New guidelines were released last week (August 23, 2017) for HMDA transaction testing. The guidelines explain the testing procedures and the error tolerance thresholds for resubmission of HMDA. Institutions in which a review reveals the amount of errors exceeds these tolerances will be required to resubmit their HMDA data.
The first step in a CRA/compliance or fair lending review for HMDA reporters is usually a HMDA data integrity review. The purpose is generally (2) fold:
(1) Test overall HMDA compliance.
(2) Test reliability of the HMDA data for fair lending purposes.
As for the first part, institutions with inaccuracies could be subject to civil monetary penalties for non-compliance. With respect to the latter point, an institution could be required to “scrub” and resubmit their HMDA data prior to analysis.
To understand the importance of the HMDA integrity review to a fair lending examination, the new guidelines suggest there is some discretion with regard to resubmittal to the extent errors noted impacted fair lending.

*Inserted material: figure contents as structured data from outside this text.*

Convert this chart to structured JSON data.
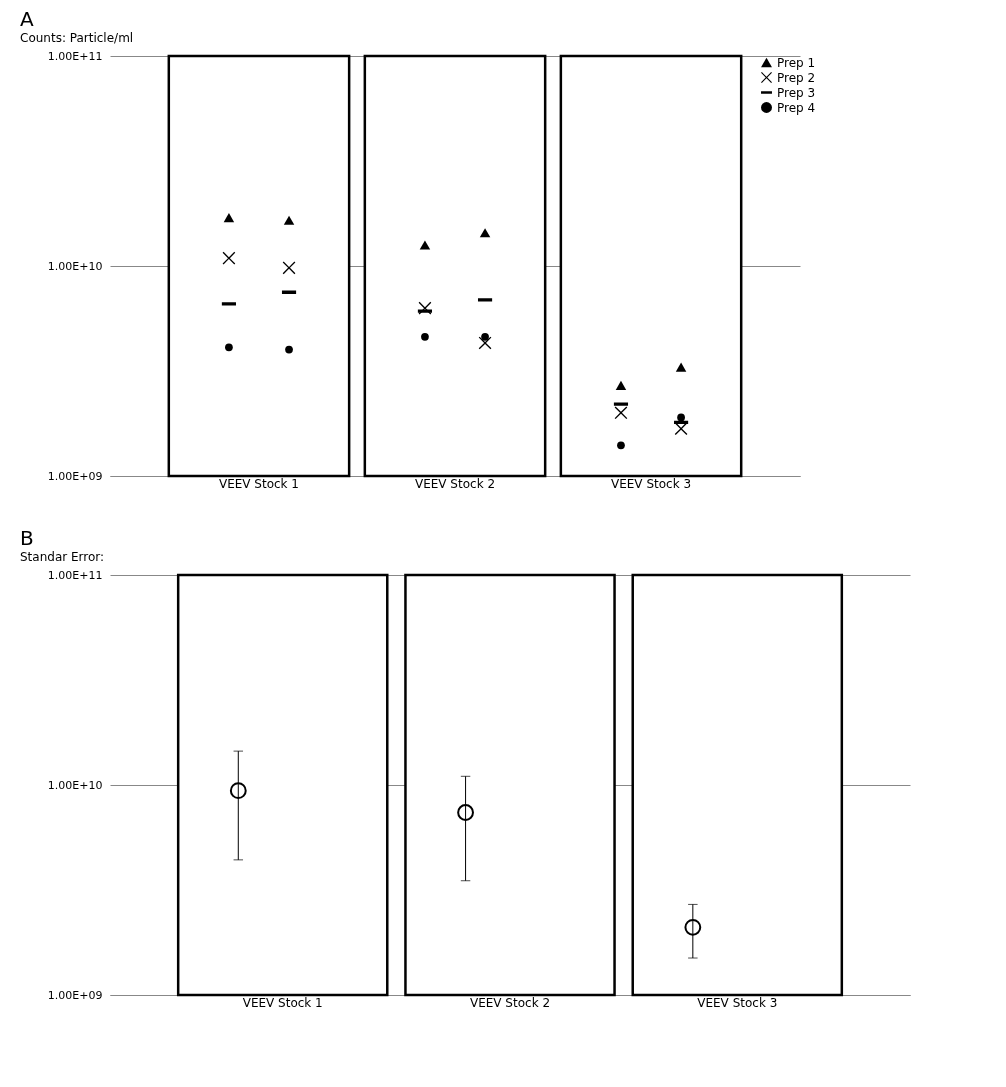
{
  "chart_data": [
    {
      "type": "scatter",
      "title": "A",
      "subtitle": "Counts: Particle/ml",
      "log": "y",
      "grid": "y",
      "legend": "right",
      "categories": [
        "VEEV Stock 1",
        "VEEV Stock 2",
        "VEEV Stock 3"
      ],
      "ylim": [
        1000000000.0,
        100000000000.0
      ],
      "yticks": [
        {
          "value": 1000000000.0,
          "label": "1.00E+09"
        },
        {
          "value": 10000000000.0,
          "label": "1.00E+10"
        },
        {
          "value": 100000000000.0,
          "label": "1.00E+11"
        }
      ],
      "series": [
        {
          "type": "bar",
          "color": "#ffffff",
          "values": [
            100000000000.0,
            100000000000.0,
            100000000000.0
          ]
        },
        {
          "name": "Prep 1",
          "color": "#000000",
          "marker": "triangle",
          "values": [
            17000000000.0,
            12600000000.0,
            2700000000.0
          ]
        },
        {
          "name": "Prep 2",
          "color": "#000000",
          "marker": "cross",
          "values": [
            10900000000.0,
            6300000000.0,
            2000000000.0
          ]
        },
        {
          "name": "Prep 3",
          "color": "#000000",
          "values": [
            6600000000.0,
            6100000000.0,
            2200000000.0
          ]
        },
        {
          "name": "Prep 4",
          "color": "#000000",
          "marker": "circle",
          "values": [
            4100000000.0,
            4600000000.0,
            1400000000.0
          ]
        },
        {
          "color": "#000000",
          "marker": "triangle",
          "values": [
            16500000000.0,
            14400000000.0,
            3300000000.0
          ]
        },
        {
          "color": "#000000",
          "marker": "cross",
          "values": [
            9800000000.0,
            4300000000.0,
            1680000000.0
          ]
        },
        {
          "color": "#000000",
          "values": [
            7500000000.0,
            6900000000.0,
            1800000000.0
          ]
        },
        {
          "color": "#000000",
          "marker": "circle",
          "values": [
            4000000000.0,
            4600000000.0,
            1900000000.0
          ]
        }
      ]
    },
    {
      "type": "scatter",
      "title": "B",
      "subtitle": "Standar Error:",
      "log": "y",
      "grid": "y",
      "categories": [
        "VEEV Stock 1",
        "VEEV Stock 2",
        "VEEV Stock 3"
      ],
      "ylim": [
        1000000000.0,
        100000000000.0
      ],
      "yticks": [
        {
          "value": 1000000000.0,
          "label": "1.00E+09"
        },
        {
          "value": 10000000000.0,
          "label": "1.00E+10"
        },
        {
          "value": 100000000000.0,
          "label": "1.00E+11"
        }
      ],
      "series": [
        {
          "type": "bar",
          "color": "#ffffff",
          "values": [
            100000000000.0,
            100000000000.0,
            100000000000.0
          ]
        },
        {
          "color": "#000000",
          "marker": "circle_open",
          "values": [
            9400000000.0,
            7400000000.0,
            2100000000.0
          ],
          "errors": [
            [
              4400000000.0,
              14500000000.0
            ],
            [
              3500000000.0,
              11000000000.0
            ],
            [
              1500000000.0,
              2700000000.0
            ]
          ]
        }
      ]
    }
  ]
}
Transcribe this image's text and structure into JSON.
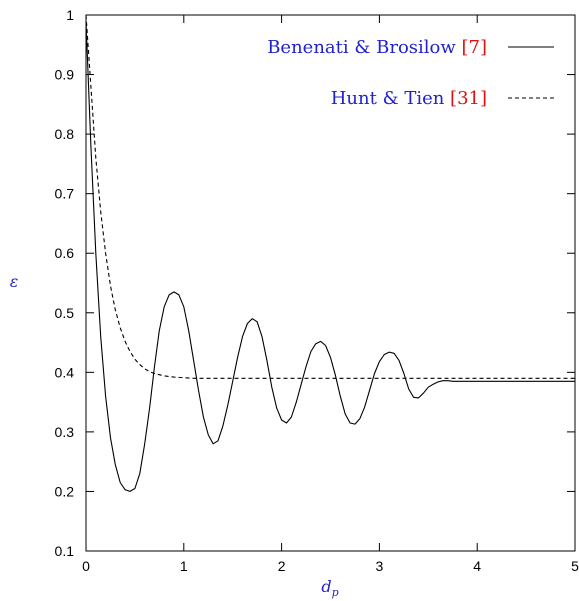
{
  "colors": {
    "axis_label": "#2222cc",
    "legend_text": "#2222cc",
    "citation": "#dd1111",
    "line": "#000000"
  },
  "chart_data": {
    "type": "line",
    "title": "",
    "xlabel": "d_p",
    "ylabel": "ε",
    "xlim": [
      0,
      5
    ],
    "ylim": [
      0.1,
      1
    ],
    "xticks": [
      "0",
      "1",
      "2",
      "3",
      "4",
      "5"
    ],
    "yticks": [
      "0.1",
      "0.2",
      "0.3",
      "0.4",
      "0.5",
      "0.6",
      "0.7",
      "0.8",
      "0.9",
      "1"
    ],
    "grid": false,
    "legend_position": "top-right",
    "series": [
      {
        "name": "Benenati & Brosilow",
        "citation": "[7]",
        "style": "solid",
        "x": [
          0,
          0.05,
          0.1,
          0.15,
          0.2,
          0.25,
          0.3,
          0.35,
          0.4,
          0.45,
          0.5,
          0.55,
          0.6,
          0.65,
          0.7,
          0.75,
          0.8,
          0.85,
          0.9,
          0.95,
          1.0,
          1.05,
          1.1,
          1.15,
          1.2,
          1.25,
          1.3,
          1.35,
          1.4,
          1.45,
          1.5,
          1.55,
          1.6,
          1.65,
          1.7,
          1.75,
          1.8,
          1.85,
          1.9,
          1.95,
          2.0,
          2.05,
          2.1,
          2.15,
          2.2,
          2.25,
          2.3,
          2.35,
          2.4,
          2.45,
          2.5,
          2.55,
          2.6,
          2.65,
          2.7,
          2.75,
          2.8,
          2.85,
          2.9,
          2.95,
          3.0,
          3.05,
          3.1,
          3.15,
          3.2,
          3.25,
          3.3,
          3.35,
          3.4,
          3.45,
          3.5,
          3.55,
          3.6,
          3.65,
          3.7,
          3.75,
          3.8,
          3.9,
          4.0,
          4.1,
          4.2,
          4.3,
          4.4,
          4.5,
          4.6,
          4.7,
          4.8,
          4.9,
          5.0
        ],
        "y": [
          0.99,
          0.78,
          0.6,
          0.46,
          0.36,
          0.29,
          0.245,
          0.215,
          0.203,
          0.2,
          0.205,
          0.23,
          0.28,
          0.34,
          0.41,
          0.47,
          0.51,
          0.53,
          0.535,
          0.53,
          0.51,
          0.47,
          0.42,
          0.37,
          0.325,
          0.295,
          0.28,
          0.285,
          0.31,
          0.345,
          0.385,
          0.425,
          0.46,
          0.482,
          0.49,
          0.485,
          0.46,
          0.42,
          0.375,
          0.34,
          0.32,
          0.315,
          0.325,
          0.35,
          0.38,
          0.41,
          0.435,
          0.448,
          0.452,
          0.445,
          0.425,
          0.395,
          0.36,
          0.33,
          0.315,
          0.313,
          0.322,
          0.342,
          0.37,
          0.398,
          0.418,
          0.43,
          0.434,
          0.432,
          0.42,
          0.398,
          0.372,
          0.358,
          0.357,
          0.365,
          0.375,
          0.38,
          0.384,
          0.386,
          0.386,
          0.385,
          0.385,
          0.385,
          0.385,
          0.385,
          0.385,
          0.385,
          0.385,
          0.385,
          0.385,
          0.385,
          0.385,
          0.385,
          0.385
        ]
      },
      {
        "name": "Hunt & Tien",
        "citation": "[31]",
        "style": "dashed",
        "x": [
          0,
          0.05,
          0.1,
          0.15,
          0.2,
          0.25,
          0.3,
          0.35,
          0.4,
          0.45,
          0.5,
          0.55,
          0.6,
          0.65,
          0.7,
          0.75,
          0.8,
          0.9,
          1.0,
          1.1,
          1.2,
          1.5,
          2.0,
          3.0,
          4.0,
          5.0
        ],
        "y": [
          1.0,
          0.88,
          0.76,
          0.67,
          0.6,
          0.545,
          0.505,
          0.475,
          0.452,
          0.435,
          0.422,
          0.413,
          0.406,
          0.401,
          0.398,
          0.396,
          0.394,
          0.392,
          0.391,
          0.39,
          0.39,
          0.39,
          0.39,
          0.39,
          0.39,
          0.39
        ]
      }
    ]
  }
}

For example, under point (7) under “Testing Procedures” of the new guidelines include that resubmission may be required even if the errors noted do not exceed the tolerance if the errors would likely make analysis of the HMDA data unreliable. Secondly, under point (8), resubmission may be requested if it were discovered that some reportable applications were left off the HMDA LAR.
In addition to providing specific error tolerance thresholds based on the volume of HMDA LAR entries, the guidance also clarifies that some minor errors are not included in the error counts. This includes rounding errors for loan amount and income and applications for loan amounts of $1,000 or less.